The queen became “Supreme Governor” and “Defender of the Faith” of the Church of England when she ascended the throne in 1952—a title established in 1562 after King Henry VIII broke with Rome in 1534.
“We hold it most agreeable to this Our Kingly Office, and Our own religious Zeal, to conserve and maintain the Church committed to Our Charge, in the Unity of true Religion, and in the Bond of Peace,” the preface to the church’s Thirty-Nine Articles of Religion states.
Assuming he one day assumes the throne, William, too, will hold the same power to appoint bishops and archbishops.
By law, the monarch must be an Anglican and confirmed member of the Church of England. Middleton was confirmed in the Church of England on March 10 at a private ceremony held at a London palace.
Current Prime Minister David Cameron has expressed support “in principle” for scrapping the 1701 Law of Settlement restricting access to the throne by non-Catholics—a move Anglican leaders strongly oppose.
The 1701 law also forbids heirs to the throne from marrying Catholics, on the idea that their royal offspring who are raised as Catholics would be forced to choose between loyalty to Rome and loyalty to the Church of England.
The presumed heir to the throne, Charles, Prince of Wales, is the longest serving heir apparent in history. He is married to the Camilla Parker Bowles, a Roman Catholic.

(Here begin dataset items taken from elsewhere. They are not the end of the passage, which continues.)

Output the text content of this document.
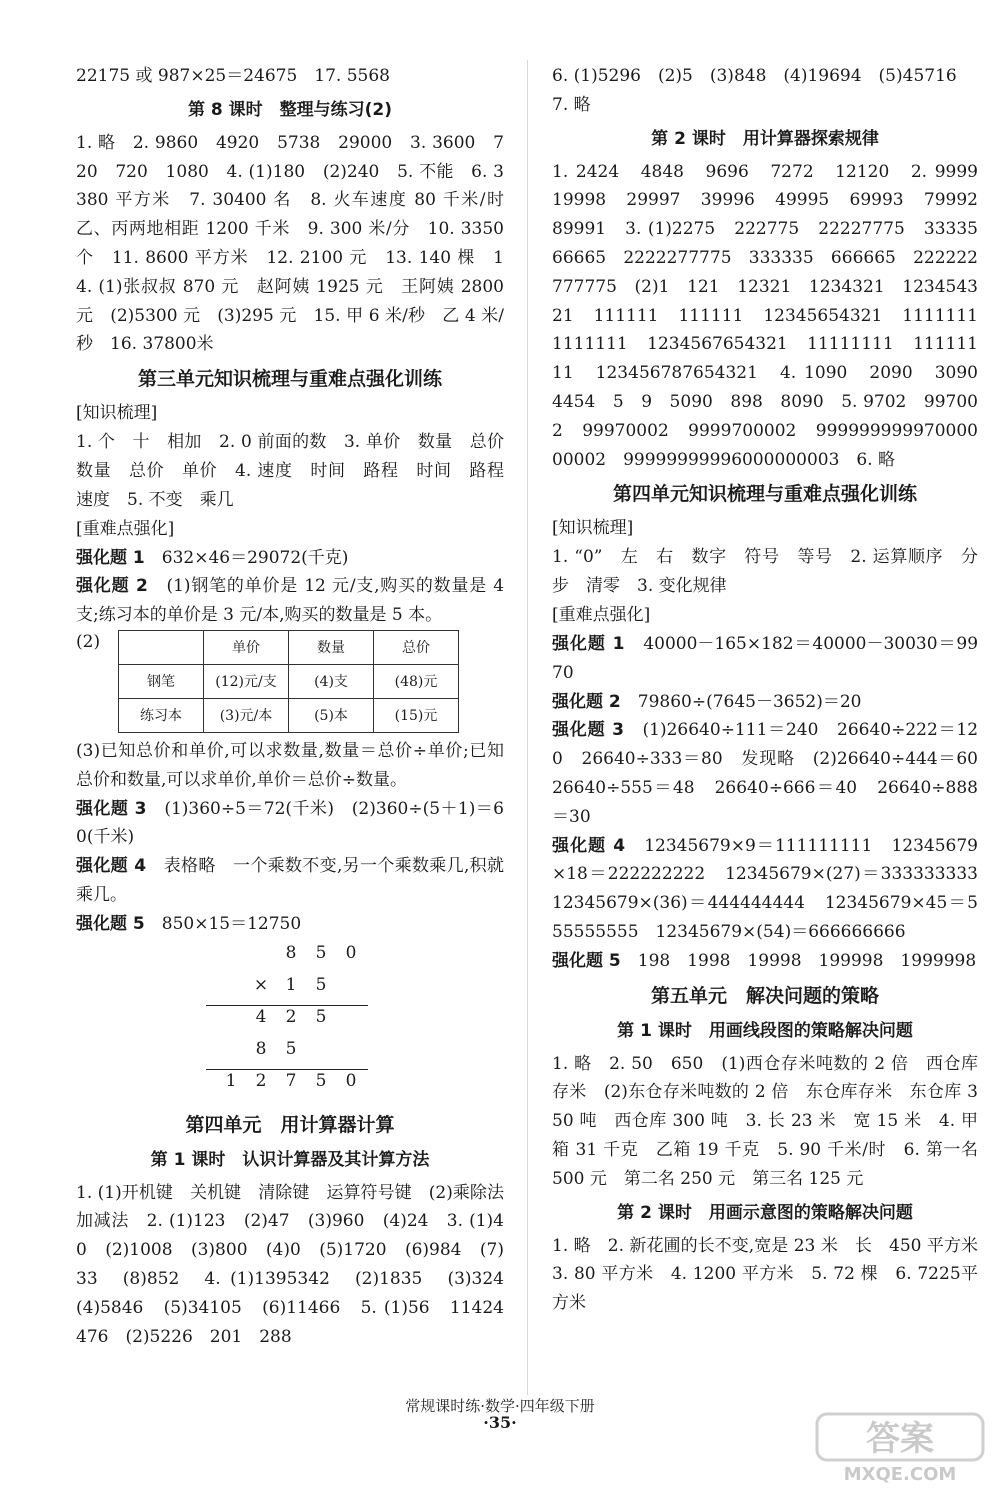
22175 或 987×25＝24675　17. 5568

第 8 课时　整理与练习(2)

1. 略　2. 9860　4920　5738　29000　3. 3600　720　720　1080　4. (1)180　(2)240　5. 不能　6. 3380 平方米　7. 30400 名　8. 火车速度 80 千米/时　乙、丙两地相距 1200 千米　9. 300 米/分　10. 3350 个　11. 8600 平方米　12. 2100 元　13. 140 棵　14. (1)张叔叔 870 元　赵阿姨 1925 元　王阿姨 2800 元　(2)5300 元　(3)295 元　15. 甲 6 米/秒　乙 4 米/秒　16. 37800米

第三单元知识梳理与重难点强化训练

[知识梳理]

1. 个　十　相加　2. 0 前面的数　3. 单价　数量　总价　数量　总价　单价　4. 速度　时间　路程　时间　路程　速度　5. 不变　乘几

[重难点强化]

强化题 1　 632×46＝29072(千克)

强化题 2　 (1)钢笔的单价是 12 元/支,购买的数量是 4 支;练习本的单价是 3 元/本,购买的数量是 5 本。

(2)
		单价	数量	总价
钢笔	(12)元/支	(4)支	(48)元
练习本	(3)元/本	(5)本	(15)元

(3)已知总价和单价,可以求数量,数量＝总价÷单价;已知总价和数量,可以求单价,单价＝总价÷数量。

强化题 3　 (1)360÷5＝72(千米)　(2)360÷(5＋1)＝60(千米)

强化题 4　 表格略　一个乘数不变,另一个乘数乘几,积就乘几。

强化题 5　 850×15＝12750

8	5	0
×	1	5
4	2	5
8	5
1	2	7	5	0
第四单元　用计算器计算
第 1 课时　认识计算器及其计算方法

1. (1)开机键　关机键　清除键　运算符号键　(2)乘除法　加减法　2. (1)123　(2)47　(3)960　(4)24　3. (1)40　(2)1008　(3)800　(4)0　(5)1720　(6)984　(7)33　(8)852　4. (1)1395342　(2)1835　(3)324　(4)5846　(5)34105　(6)11466　5. (1)56　11424　476　(2)5226　201　288

6. (1)5296　(2)5　(3)848　(4)19694　(5)45716
7. 略

第 2 课时　用计算器探索规律

1. 2424　4848　9696　7272　12120　2. 9999　19998　29997　39996　49995　69993　79992　89991　3. (1)2275　222775　22227775　33335　66665　2222277775　333335　666665　222222777775　(2)1　121　12321　1234321　123454321　111111　111111　12345654321　1111111　1111111　1234567654321　11111111　11111111　123456787654321　4. 1090　2090　3090　4454　5　9　5090　898　8090　5. 9702　997002　99970002　9999700002　99999999997000000002　99999999996000000003　6. 略

第四单元知识梳理与重难点强化训练

[知识梳理]

1. “0”　左　右　数字　符号　等号　2. 运算顺序　分步　清零　3. 变化规律

[重难点强化]

强化题 1　 40000－165×182＝40000－30030＝9970

强化题 2　 79860÷(7645－3652)＝20

强化题 3　 (1)26640÷111＝240　26640÷222＝120　26640÷333＝80　发现略　(2)26640÷444＝60　26640÷555＝48　26640÷666＝40　26640÷888＝30

强化题 4　 12345679×9＝111111111　12345679×18＝222222222　12345679×(27)＝333333333　12345679×(36)＝444444444　12345679×45＝555555555　12345679×(54)＝666666666

强化题 5　 198　1998　19998　199998　1999998

第五单元　解决问题的策略
第 1 课时　用画线段图的策略解决问题

1. 略　2. 50　650　(1)西仓存米吨数的 2 倍　西仓库存米　(2)东仓存米吨数的 2 倍　东仓库存米　东仓库 350 吨　西仓库 300 吨　3. 长 23 米　宽 15 米　4. 甲箱 31 千克　乙箱 19 千克　5. 90 千米/时　6. 第一名 500 元　第二名 250 元　第三名 125 元

第 2 课时　用画示意图的策略解决问题

1. 略　2. 新花圃的长不变,宽是 23 米　长　450 平方米　3. 80 平方米　4. 1200 平方米　5. 72 棵　6. 7225平方米

常规课时练·数学·四年级下册
·35·	答案
MXQE.COM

Opinion polls suggest most Britons want to see William succeed his grandmother as sovereign.
For his part, William has expressed little concern about or commitment to either the Church of England or Christianity. Those close to the couple say they are, like their peers, quietly indifferent about religion.
A theologian who did not want to have his name used publicly quipped at a recent reception at Lambeth Palace: “Ever since Saul, David and Solomon, the Church of England’s ideal of a monarch is a man or woman with one eye on their subjects, the other on heaven.”

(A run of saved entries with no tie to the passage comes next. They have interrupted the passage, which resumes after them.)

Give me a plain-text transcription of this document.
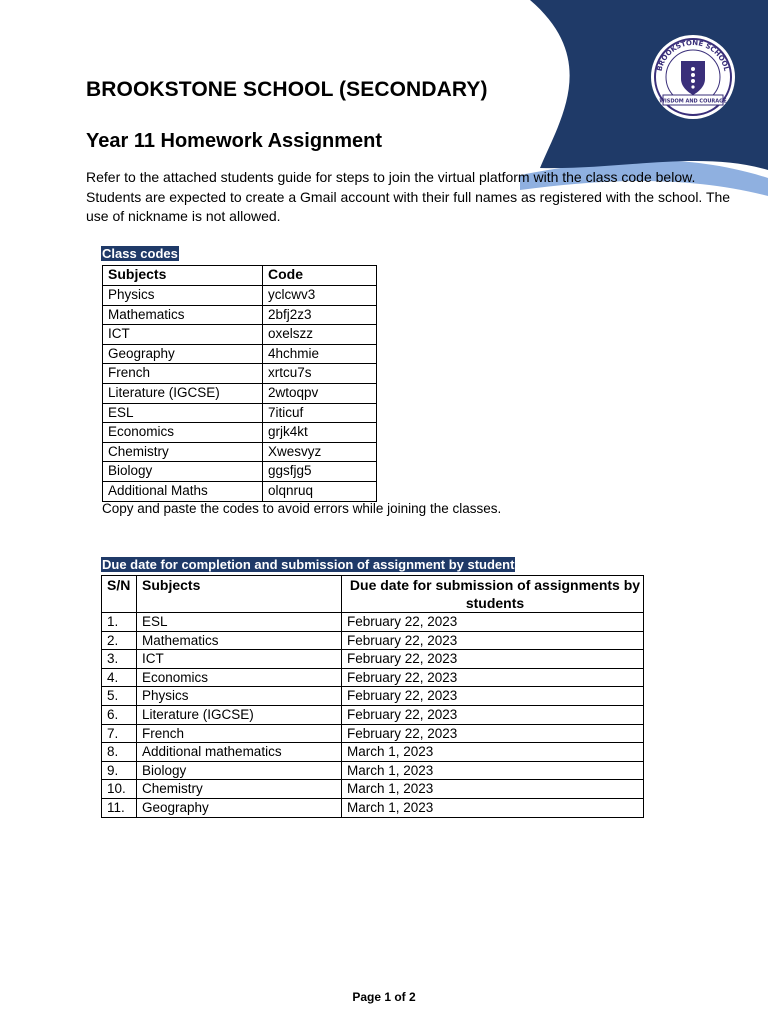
BROOKSTONE SCHOOL
WISDOM AND COURAGE
BROOKSTONE SCHOOL (SECONDARY)
Year 11 Homework Assignment
Refer to the attached students guide for steps to join the virtual platform with the class code below. Students are expected to create a Gmail account with their full names as registered with the school. The use of nickname is not allowed.
Class codes
Subjects	Code
Physics	yclcwv3
Mathematics	2bfj2z3
ICT	oxelszz
Geography	4hchmie
French	xrtcu7s
Literature (IGCSE)	2wtoqpv
ESL	7iticuf
Economics	grjk4kt
Chemistry	Xwesvyz
Biology	ggsfjg5
Additional Maths	olqnruq
Copy and paste the codes to avoid errors while joining the classes.
Due date for completion and submission of assignment by student
S/N	Subjects	Due date for submission of assignments by students
1.	ESL	February 22, 2023
2.	Mathematics	February 22, 2023
3.	ICT	February 22, 2023
4.	Economics	February 22, 2023
5.	Physics	February 22, 2023
6.	Literature (IGCSE)	February 22, 2023
7.	French	February 22, 2023
8.	Additional mathematics	March 1, 2023
9.	Biology	March 1, 2023
10.	Chemistry	March 1, 2023
11.	Geography	March 1, 2023
Page 1 of 2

For the most part, the queen leaves church operations to the Archbishop of Canterbury and other bishops, who have struggled in recent years to keep the Church of England intact despite deep differences over a move to allow female bishops.
Williams, too, has wrestled with an independent-minded American flock in the Episcopal Church over the election of gay bishops. In former British colonies, Williams has wrestled for control with conservative archbishops who see themselves as leaders of the so-called “Global South” church.
When Elizabeth, 85, dies, many observers expect calls for the disestablishment of the church to grow, and perhaps succeed. Williams, the former archbishop of Wales, has indicated he’s not scared by the idea.
“I spent 10 years working in a disestablished Church (the Church of Wales) and I can see that it’s by no means the end of the world if the establishment disappears,” he told the left-leaning New Statesman magazine in 2008.